Ah, yeah, it’s a little different in slang. The #ifdef stuff doesn’t apply to them at all. Here’s a fairly simple example of how it should look:

Basically, add the floats to the push uniform struct thing*, add the #pragma lines anywhere (I like to put them right below the push struct) and then reference them later with struct_name.parameter_name. If you don’t feel like writing struct_name.* a bunch of times, you can also just #define it once for each variable, like I’ve done here:

That shader also has a bunch of Cg/HLSL > GLSL compatibility boilerplate #defines that can make porting a little more forgiving (particularly if you’re testing with an Nvidia GPU, which doesn’t care as much about Cg/HLSL-isms showing up in GLSL but will choke on Intel/AMD). I used them to port some of Hyllian’s simpler shaders with few additional changes.

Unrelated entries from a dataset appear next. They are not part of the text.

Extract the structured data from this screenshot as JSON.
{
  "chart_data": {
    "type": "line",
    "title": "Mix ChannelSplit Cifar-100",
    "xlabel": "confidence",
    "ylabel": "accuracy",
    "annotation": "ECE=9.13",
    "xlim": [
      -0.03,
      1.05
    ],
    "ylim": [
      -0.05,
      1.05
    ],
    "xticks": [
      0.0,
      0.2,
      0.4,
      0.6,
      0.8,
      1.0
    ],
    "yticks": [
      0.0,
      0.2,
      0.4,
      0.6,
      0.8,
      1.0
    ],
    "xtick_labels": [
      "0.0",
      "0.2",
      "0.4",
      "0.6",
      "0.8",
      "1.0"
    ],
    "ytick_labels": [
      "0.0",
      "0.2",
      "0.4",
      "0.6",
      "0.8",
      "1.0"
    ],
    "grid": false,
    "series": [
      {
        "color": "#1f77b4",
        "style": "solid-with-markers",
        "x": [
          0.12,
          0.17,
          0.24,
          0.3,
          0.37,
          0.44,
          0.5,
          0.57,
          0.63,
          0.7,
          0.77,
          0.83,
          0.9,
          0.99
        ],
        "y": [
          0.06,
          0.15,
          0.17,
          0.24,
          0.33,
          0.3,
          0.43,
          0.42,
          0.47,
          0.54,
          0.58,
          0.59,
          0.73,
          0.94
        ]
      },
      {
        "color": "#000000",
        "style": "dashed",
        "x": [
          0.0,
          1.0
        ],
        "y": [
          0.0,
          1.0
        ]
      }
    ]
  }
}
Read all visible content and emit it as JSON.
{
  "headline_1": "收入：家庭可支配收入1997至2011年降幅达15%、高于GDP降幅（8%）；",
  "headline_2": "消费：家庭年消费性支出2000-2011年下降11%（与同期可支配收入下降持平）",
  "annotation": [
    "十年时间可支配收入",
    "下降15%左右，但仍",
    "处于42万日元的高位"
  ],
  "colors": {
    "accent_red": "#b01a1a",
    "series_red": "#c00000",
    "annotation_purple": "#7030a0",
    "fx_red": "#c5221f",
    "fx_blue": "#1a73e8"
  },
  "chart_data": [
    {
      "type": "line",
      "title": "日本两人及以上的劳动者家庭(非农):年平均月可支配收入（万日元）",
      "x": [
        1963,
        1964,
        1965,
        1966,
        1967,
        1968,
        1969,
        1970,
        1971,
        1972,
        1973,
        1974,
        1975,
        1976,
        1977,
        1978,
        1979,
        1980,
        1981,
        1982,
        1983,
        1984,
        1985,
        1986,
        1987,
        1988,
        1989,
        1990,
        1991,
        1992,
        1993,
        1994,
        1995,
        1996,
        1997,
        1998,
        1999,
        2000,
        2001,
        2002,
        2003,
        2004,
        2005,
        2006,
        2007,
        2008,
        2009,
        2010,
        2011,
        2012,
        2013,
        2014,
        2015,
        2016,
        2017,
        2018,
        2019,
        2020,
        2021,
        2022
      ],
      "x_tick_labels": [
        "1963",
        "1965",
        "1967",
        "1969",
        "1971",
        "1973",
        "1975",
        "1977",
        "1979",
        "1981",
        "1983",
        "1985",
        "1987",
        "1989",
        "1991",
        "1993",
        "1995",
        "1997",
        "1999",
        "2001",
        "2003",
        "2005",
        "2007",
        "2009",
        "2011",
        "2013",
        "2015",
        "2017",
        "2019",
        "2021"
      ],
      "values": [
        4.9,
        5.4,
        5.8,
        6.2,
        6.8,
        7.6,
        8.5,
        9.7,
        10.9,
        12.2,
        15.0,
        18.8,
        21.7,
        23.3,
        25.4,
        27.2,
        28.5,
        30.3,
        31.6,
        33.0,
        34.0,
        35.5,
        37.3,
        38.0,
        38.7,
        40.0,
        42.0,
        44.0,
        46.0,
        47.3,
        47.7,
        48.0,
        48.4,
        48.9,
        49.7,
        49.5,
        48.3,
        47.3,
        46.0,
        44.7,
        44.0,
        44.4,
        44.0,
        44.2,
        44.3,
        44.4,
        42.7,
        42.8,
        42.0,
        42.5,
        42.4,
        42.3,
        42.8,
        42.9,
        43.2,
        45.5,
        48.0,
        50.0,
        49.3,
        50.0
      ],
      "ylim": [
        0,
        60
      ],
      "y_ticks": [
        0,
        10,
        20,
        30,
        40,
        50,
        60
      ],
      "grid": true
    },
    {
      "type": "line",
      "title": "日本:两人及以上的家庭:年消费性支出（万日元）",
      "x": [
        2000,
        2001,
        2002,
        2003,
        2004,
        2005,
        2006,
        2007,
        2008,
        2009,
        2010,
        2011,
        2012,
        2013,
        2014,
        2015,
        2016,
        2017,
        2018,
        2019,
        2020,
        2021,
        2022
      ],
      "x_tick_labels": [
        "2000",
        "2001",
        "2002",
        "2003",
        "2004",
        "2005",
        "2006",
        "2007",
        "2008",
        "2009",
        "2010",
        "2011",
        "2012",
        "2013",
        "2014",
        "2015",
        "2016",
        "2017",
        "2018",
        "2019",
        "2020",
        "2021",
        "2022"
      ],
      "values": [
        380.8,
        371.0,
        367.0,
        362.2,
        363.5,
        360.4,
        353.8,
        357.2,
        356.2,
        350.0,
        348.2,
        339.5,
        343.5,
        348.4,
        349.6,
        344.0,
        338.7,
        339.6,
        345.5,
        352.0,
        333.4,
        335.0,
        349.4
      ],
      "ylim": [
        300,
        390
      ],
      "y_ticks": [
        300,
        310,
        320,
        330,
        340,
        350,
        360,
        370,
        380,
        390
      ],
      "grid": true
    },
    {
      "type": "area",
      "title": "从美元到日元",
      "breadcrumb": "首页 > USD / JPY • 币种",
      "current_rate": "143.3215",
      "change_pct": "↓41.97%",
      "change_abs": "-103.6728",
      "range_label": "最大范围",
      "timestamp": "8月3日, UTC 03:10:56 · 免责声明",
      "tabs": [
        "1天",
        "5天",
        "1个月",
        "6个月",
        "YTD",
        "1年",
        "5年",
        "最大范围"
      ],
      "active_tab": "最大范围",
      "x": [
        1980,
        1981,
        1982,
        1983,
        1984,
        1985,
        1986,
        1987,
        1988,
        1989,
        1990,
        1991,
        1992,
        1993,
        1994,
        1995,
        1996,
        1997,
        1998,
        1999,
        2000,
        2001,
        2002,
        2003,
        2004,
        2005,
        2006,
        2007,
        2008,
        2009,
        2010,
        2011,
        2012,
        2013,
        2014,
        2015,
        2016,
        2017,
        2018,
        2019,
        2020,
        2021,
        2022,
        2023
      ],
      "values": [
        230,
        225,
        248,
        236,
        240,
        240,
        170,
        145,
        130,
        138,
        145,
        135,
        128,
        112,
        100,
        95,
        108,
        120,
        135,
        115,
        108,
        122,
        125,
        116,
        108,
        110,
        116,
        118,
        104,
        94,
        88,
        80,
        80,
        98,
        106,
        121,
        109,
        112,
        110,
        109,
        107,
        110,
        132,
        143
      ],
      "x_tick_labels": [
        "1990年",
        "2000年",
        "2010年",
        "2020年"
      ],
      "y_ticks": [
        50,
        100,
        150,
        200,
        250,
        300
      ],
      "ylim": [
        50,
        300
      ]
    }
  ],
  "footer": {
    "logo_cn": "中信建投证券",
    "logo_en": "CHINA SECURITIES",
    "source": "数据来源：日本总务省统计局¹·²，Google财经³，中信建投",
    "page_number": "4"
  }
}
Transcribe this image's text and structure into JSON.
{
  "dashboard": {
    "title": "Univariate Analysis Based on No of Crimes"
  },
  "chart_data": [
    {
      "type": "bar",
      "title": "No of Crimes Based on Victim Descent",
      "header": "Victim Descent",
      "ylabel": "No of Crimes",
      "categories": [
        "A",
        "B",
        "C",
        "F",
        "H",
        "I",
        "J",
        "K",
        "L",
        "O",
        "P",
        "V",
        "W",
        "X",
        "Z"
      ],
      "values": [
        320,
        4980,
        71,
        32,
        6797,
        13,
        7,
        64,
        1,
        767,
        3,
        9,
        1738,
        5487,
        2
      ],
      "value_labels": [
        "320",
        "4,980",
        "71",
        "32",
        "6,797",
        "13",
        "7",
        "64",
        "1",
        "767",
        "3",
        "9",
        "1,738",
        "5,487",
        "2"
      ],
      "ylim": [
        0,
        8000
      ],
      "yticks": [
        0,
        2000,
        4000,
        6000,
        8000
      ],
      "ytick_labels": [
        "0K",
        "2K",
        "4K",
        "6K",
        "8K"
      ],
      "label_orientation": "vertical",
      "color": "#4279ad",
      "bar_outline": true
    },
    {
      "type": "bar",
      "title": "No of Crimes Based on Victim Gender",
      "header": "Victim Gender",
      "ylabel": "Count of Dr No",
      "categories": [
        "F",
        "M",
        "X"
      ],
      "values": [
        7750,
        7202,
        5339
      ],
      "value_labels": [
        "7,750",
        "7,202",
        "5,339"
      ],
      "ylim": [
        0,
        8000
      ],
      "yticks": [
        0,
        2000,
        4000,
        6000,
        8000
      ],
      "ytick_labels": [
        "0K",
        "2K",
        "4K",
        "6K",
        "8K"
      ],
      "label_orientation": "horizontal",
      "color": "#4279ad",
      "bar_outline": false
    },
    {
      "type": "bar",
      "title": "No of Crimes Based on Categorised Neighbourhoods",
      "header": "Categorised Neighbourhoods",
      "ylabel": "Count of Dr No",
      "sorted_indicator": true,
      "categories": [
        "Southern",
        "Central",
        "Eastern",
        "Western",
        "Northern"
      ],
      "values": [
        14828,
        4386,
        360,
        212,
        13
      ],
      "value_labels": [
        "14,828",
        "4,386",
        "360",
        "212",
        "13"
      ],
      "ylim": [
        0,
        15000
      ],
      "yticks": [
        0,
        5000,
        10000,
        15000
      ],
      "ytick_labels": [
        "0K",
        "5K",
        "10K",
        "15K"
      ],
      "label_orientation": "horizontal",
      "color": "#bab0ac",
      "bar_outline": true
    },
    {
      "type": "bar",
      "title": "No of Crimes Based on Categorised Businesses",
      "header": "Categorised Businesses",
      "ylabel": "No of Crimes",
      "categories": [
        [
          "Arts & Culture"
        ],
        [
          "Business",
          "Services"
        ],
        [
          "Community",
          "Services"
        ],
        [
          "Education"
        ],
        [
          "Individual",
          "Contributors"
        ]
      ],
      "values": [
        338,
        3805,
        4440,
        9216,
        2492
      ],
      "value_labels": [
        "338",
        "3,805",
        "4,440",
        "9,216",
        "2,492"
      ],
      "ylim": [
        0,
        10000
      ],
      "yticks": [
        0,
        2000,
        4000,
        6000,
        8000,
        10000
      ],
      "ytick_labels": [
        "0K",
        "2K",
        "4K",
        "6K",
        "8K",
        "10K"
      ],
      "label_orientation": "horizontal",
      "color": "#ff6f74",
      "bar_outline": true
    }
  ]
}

*The push variables are apparently faster than the global variables, particularly for variables used in the fragment stage, but you only get 27 push slots (i.e., a vec4 takes up 4 slots, a float takes up 1, etc.) and the mat4 MVP only works in global. You can name the push struct thing whatever you want; maister usually calls his ‘register’, r5 and I call ours ‘params’, since that’s what we put there.

thanks for the help hunterk, I’ll try that.

is there a way to translate relative shader references to slang? when using multipass shader in combination with others, PassOutput# leads to errors because of the now different unforseen pass numbering. I’ve read you can access passes by name, any example for that? in my case when using scalefx twice in a row, this would cause the issue though with different passes having the same name.

You can look at crt-lottes-multipass.slangp, which uses aliases pretty extensively in the culminating shader pass’s fragment stage.

Unfortunately, I don’t think there’s any good way to do the double thing. Best solution, I think, is to just have a duplicate pass that references the different aliases. It’s massive code duplication, which sucks, but I guess you could use some #includes to reduce that.

Hey duddy, I hope you are doing good. Any luck with porting MudLord’s “oldtv” shader to Vulkan?

I just tried and it has some weird stuff going on that’s messing with the vignetting and screen curvature. Mudlord would have to port it himself.